USS Akron, shortly after arriving at NAS Lakehurst for the first time (October 22, 1931)


     At Lakehurst the Akron's arrival was the culmination of several years work.  Since the contracts were signed for the Akron and her yet to be constructed sister ship in 1928 activity at the base had increased precipitously.   Men would have to be taught to fly the new airships, so training at Lakehurst increased accordingly.  By the time the Akron arrived at Lakehurst there were some three hundred enlisted men and twelve officers, including base commander Captain H. E. Shoemaker, assigned to the base, plus seventy enlisted men and twelve officers of the Los Angeles.  The Akron brought with her an additional seventy-five enlisted men and sixteen officers, plus her airplane pilots and mechanics.  The many men at Lakehurst had done much work in anticipation of Akron's arrival.

Captain H.E. Shoemaker

Captain H.E. Shoemaker, commander of NAS Lakehurst at the time of Akron's arrival

     When the navy acquired its first rigid airship, the ZR-1, Shenandoah, docking and undocking was accomplished by assembling hundreds of men to "walk" the ship into and out of the hangar.  While improvements in ground handling had been made with the Los Angeles, a dramatic improvement would be needed for the great new airship.

 

Akron being backed into Hangar No. 1

The  arrival of Akron prompted the navy to develop new techniques in airship handling.

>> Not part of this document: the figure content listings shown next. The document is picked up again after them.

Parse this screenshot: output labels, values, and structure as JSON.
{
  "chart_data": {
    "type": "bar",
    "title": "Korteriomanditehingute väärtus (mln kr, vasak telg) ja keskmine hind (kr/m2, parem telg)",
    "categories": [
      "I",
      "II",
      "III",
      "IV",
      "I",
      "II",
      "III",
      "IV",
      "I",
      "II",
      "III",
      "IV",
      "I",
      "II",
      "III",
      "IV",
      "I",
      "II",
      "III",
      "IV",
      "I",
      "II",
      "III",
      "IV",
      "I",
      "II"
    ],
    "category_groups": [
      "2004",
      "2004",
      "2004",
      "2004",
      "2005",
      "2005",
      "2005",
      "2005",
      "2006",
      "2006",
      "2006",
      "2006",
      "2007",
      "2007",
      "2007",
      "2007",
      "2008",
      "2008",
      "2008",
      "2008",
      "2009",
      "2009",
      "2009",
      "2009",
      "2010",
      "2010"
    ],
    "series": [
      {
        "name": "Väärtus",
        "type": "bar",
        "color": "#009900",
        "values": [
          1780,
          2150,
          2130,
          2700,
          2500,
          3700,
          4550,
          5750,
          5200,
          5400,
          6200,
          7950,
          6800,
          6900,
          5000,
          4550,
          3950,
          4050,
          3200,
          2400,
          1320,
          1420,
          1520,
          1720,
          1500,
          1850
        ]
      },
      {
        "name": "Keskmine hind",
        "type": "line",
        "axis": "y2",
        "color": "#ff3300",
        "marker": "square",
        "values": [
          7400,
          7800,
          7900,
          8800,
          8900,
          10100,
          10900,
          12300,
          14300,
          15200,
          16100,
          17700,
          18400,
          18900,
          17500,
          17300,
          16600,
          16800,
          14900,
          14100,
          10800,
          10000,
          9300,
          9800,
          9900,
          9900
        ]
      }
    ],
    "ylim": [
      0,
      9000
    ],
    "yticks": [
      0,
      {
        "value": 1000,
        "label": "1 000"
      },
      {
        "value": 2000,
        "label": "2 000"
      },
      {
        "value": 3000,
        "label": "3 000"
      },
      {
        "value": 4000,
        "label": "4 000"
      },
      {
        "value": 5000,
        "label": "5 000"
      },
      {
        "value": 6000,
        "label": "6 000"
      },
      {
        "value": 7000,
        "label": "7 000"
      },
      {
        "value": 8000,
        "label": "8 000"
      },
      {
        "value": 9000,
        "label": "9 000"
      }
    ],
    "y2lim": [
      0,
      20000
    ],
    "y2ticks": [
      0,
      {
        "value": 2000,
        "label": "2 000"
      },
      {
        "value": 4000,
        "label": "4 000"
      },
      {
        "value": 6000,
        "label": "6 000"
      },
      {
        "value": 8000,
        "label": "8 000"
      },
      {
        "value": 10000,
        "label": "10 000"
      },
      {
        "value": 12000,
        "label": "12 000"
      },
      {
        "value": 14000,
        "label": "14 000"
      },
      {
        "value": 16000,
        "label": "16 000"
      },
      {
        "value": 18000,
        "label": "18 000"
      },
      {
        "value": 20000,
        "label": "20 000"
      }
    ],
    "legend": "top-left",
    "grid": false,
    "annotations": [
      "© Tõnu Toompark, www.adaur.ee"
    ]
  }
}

     The system which the navy developed was a complicated but successful one.  To move the ship into and out of the hangar, the nose was attached to a low mast which rode on two pairs of rail road tracks.  The lower fin of the ship was then attached at reinforced points to a stern or "Bolster" beam, so named for its inventor, Lt. Calvin Bolster (CC).  The stern beam resembled a long flat car.   It weighed eighty-five tons and ensured that the ship remained well controlled as she was entering and leaving the hangar.  The mobile mast and stern beam were attached by flexible connectors.

Aerial view of Akron at Lakehurst

Akron and Hangar No. 1 at Lakehurst, as viewed from the air.


     When the ship left the hangar at Lakehurst it was brought to a "hauling up circle" just outside the western doors.  There the ship's stern was moved by a small locomotive so that the ship faced into the wind.  With the ship pointed into the wind the stern beam was removed.  She was then brought to the "mooring out circle" farther from the hangar where the ship could weather-vane into the wind on a taxi wheel on the lower fin.  From the mooring out circle the ship could safely depart.  The system worked well, and there was only one major incident, in February 1932, when the lower fin broke free of the stern beam and weather-vained into the wind, banging into the ground several times.